Ethics Case Study 2

A 3 year old girl was diagnosed with nephrotic syndrome secondary to FSGS. She was initially treated with steroids and Cytoxan later converted to cyclosporine A. Despite treatment she slowly deteriorated into ESRD and started dialysis. At 10 years of age, she underwent a deceased donor kidney transplantation and was managed with triple immunosuppressive protocol (CyA, MMF and steroids) without pre-transplant plasmapheresis (PP).

At the 14th post op day with creatinine levels dropping to 1.0mg/dL she developed proteinuria of 17g//24hr. and was placed on PP sessions 3 times/ week followed by Rituximab (single dose of 375mg/m2). The following months despite aggressive continuous sessions of PP maintaining her protein urine level < 10g/day she developed hypoalbuminemia (albumin levels 2.2g/dl) associated with severe leg edema, skin infection and convulsive disorder secondary to PRESS. At six months after transplant her mother requested to discontinue immunosuppressive treatment and she returned to dialysis.

Six years later she was fed up with dialysis and asked to be listed for a second transplant.

At this stage would you consider a second transplant using one of the parents who was a match donor knowing that this scenario might be associated with a high risk of recurrence?
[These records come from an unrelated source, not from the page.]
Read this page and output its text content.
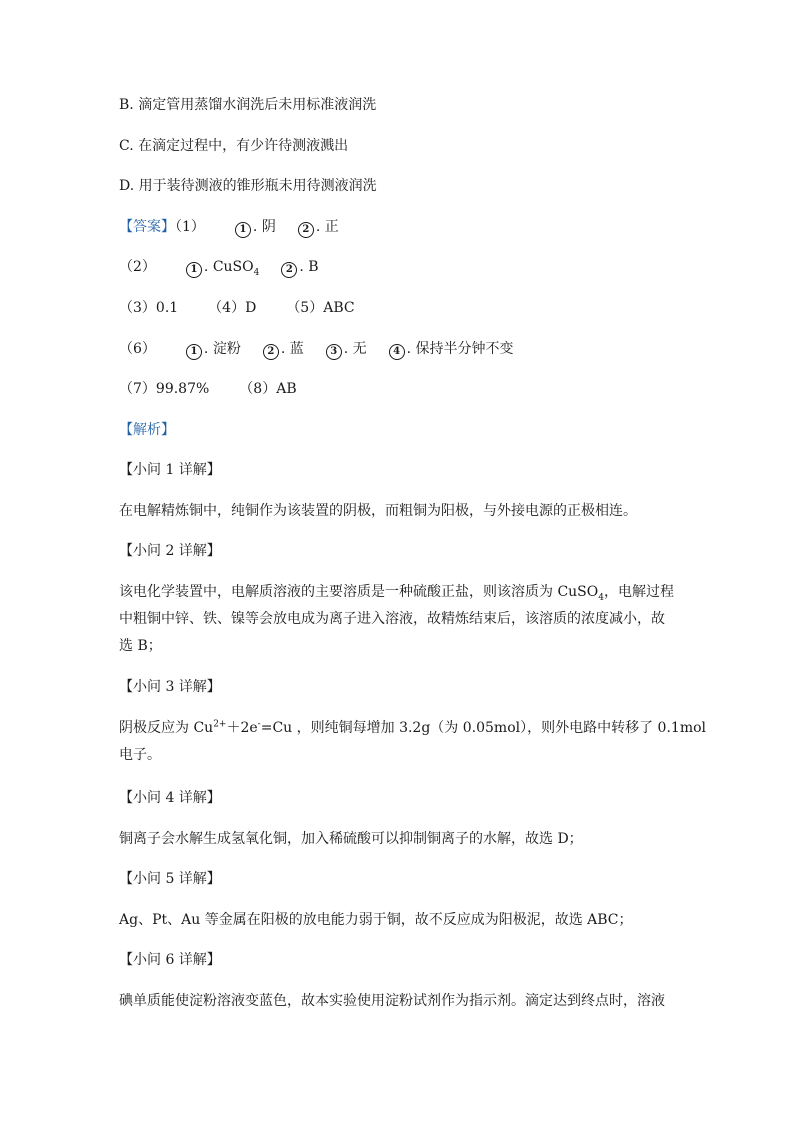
B. 滴定管用蒸馏水润洗后未用标准液润洗

C. 在滴定过程中，有少许待测液溅出

D. 用于装待测液的锥形瓶未用待测液润洗

【答案】（1）	1 . 阴	2 . 正

（2）	1 . CuSO$_4$	2 . B

（3）0.1 （4）D （5）ABC

（6）	1 . 淀粉	2 . 蓝	3 . 无	4 . 保持半分钟不变

（7）99.87% （8）AB

【解析】

【小问 1 详解】

在电解精炼铜中，纯铜作为该装置的阴极，而粗铜为阳极，与外接电源的正极相连。

【小问 2 详解】

该电化学装置中，电解质溶液的主要溶质是一种硫酸正盐，则该溶质为 CuSO$_4$，电解过程

中粗铜中锌、铁、镍等会放电成为离子进入溶液，故精炼结束后，该溶质的浓度减小，故

选 B；

【小问 3 详解】

阴极反应为 $Cu^{2+}+2e^-=Cu$ ，则纯铜每增加 3.2g（为 0.05mol），则外电路中转移了 0.1mol

电子。

【小问 4 详解】

铜离子会水解生成氢氧化铜，加入稀硫酸可以抑制铜离子的水解，故选 D；

【小问 5 详解】

Ag、Pt、Au 等金属在阳极的放电能力弱于铜，故不反应成为阳极泥，故选 ABC；

【小问 6 详解】

碘单质能使淀粉溶液变蓝色，故本实验使用淀粉试剂作为指示剂。滴定达到终点时，溶液
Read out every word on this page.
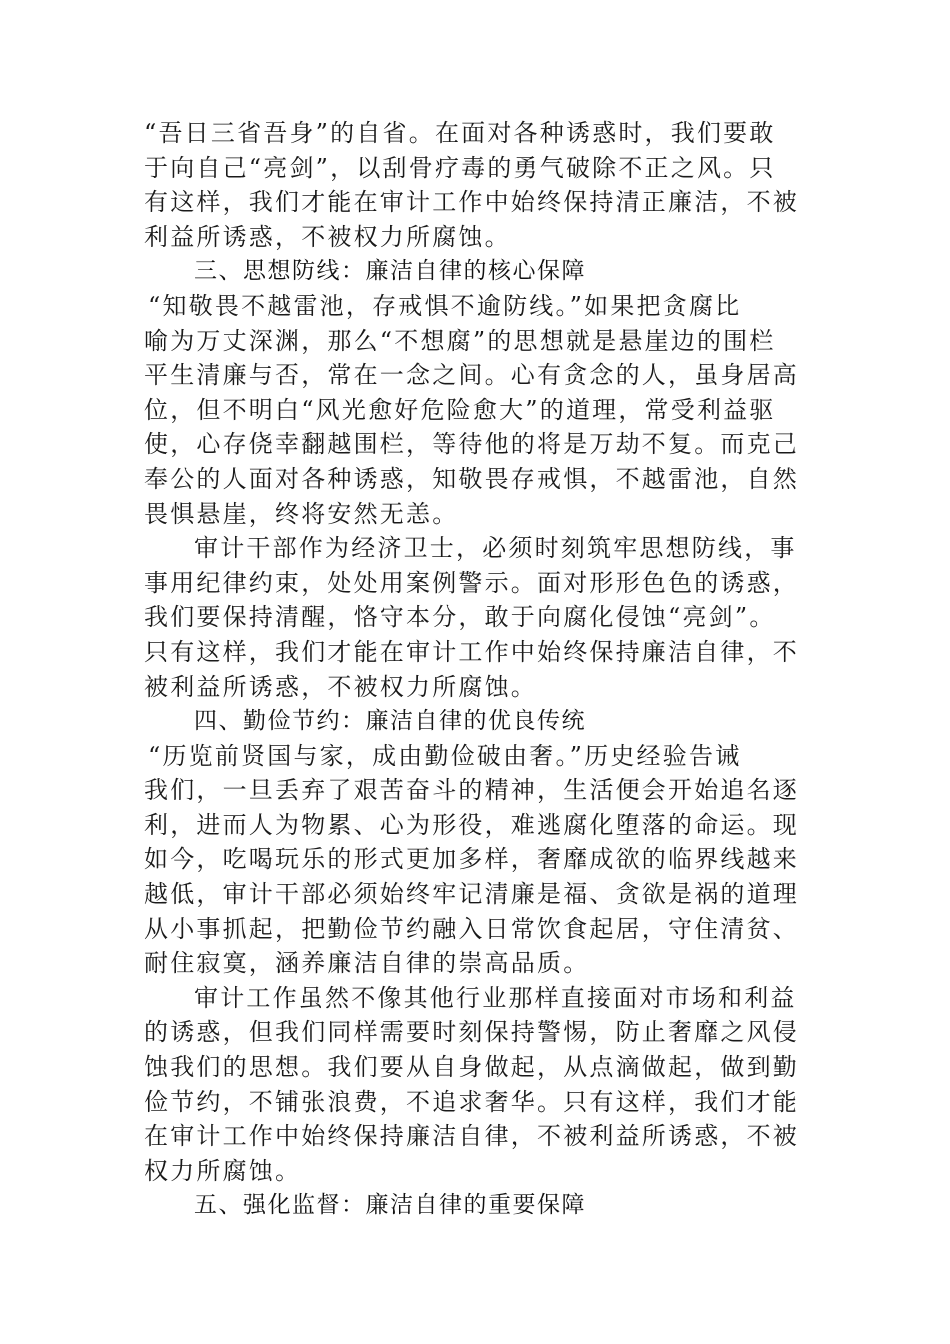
“吾日三省吾身”的自省。在面对各种诱惑时，我们要敢
于向自己“亮剑”，以刮骨疗毒的勇气破除不正之风。只
有这样，我们才能在审计工作中始终保持清正廉洁，不被
利益所诱惑，不被权力所腐蚀。
三、思想防线：廉洁自律的核心保障
“知敬畏不越雷池，存戒惧不逾防线。”如果把贪腐比
喻为万丈深渊，那么“不想腐”的思想就是悬崖边的围栏
平生清廉与否，常在一念之间。心有贪念的人，虽身居高
位，但不明白“风光愈好危险愈大”的道理，常受利益驱
使，心存侥幸翻越围栏，等待他的将是万劫不复。而克己
奉公的人面对各种诱惑，知敬畏存戒惧，不越雷池，自然
畏惧悬崖，终将安然无恙。
审计干部作为经济卫士，必须时刻筑牢思想防线，事
事用纪律约束，处处用案例警示。面对形形色色的诱惑，
我们要保持清醒，恪守本分，敢于向腐化侵蚀“亮剑”。
只有这样，我们才能在审计工作中始终保持廉洁自律，不
被利益所诱惑，不被权力所腐蚀。
四、勤俭节约：廉洁自律的优良传统
“历览前贤国与家，成由勤俭破由奢。”历史经验告诫
我们，一旦丢弃了艰苦奋斗的精神，生活便会开始追名逐
利，进而人为物累、心为形役，难逃腐化堕落的命运。现
如今，吃喝玩乐的形式更加多样，奢靡成欲的临界线越来
越低，审计干部必须始终牢记清廉是福、贪欲是祸的道理
从小事抓起，把勤俭节约融入日常饮食起居，守住清贫、
耐住寂寞，涵养廉洁自律的崇高品质。
审计工作虽然不像其他行业那样直接面对市场和利益
的诱惑，但我们同样需要时刻保持警惕，防止奢靡之风侵
蚀我们的思想。我们要从自身做起，从点滴做起，做到勤
俭节约，不铺张浪费，不追求奢华。只有这样，我们才能
在审计工作中始终保持廉洁自律，不被利益所诱惑，不被
权力所腐蚀。
五、强化监督：廉洁自律的重要保障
We thought that we shouldn't offer live donation and listed her for a deceased donor transplantation. She had a PRA of 60% and waited almost 9 years until she received her second transplant. Rituximab was given as part of the induction protocol and PP was initiated at the second post-op day as a preventive measure. Despite these measures on post-op day 7 she developed again a high level proteinuria of 14g/24hr. She continued with PP sessions X3 for another two weeks followed by gradual reduction of the PP interval to once a week. Again, she presented with a full spectrum of complications secondary to severe proteinuria including anasarca, abdominal fluid collections requiring drainage to relieve abdominal tension and hypoalbuminemia.

Is there any benefit to continue PP and maintain the graft?

Should we give her a chance of a third transplant with our current inefficient treatment for recurrent FSGS?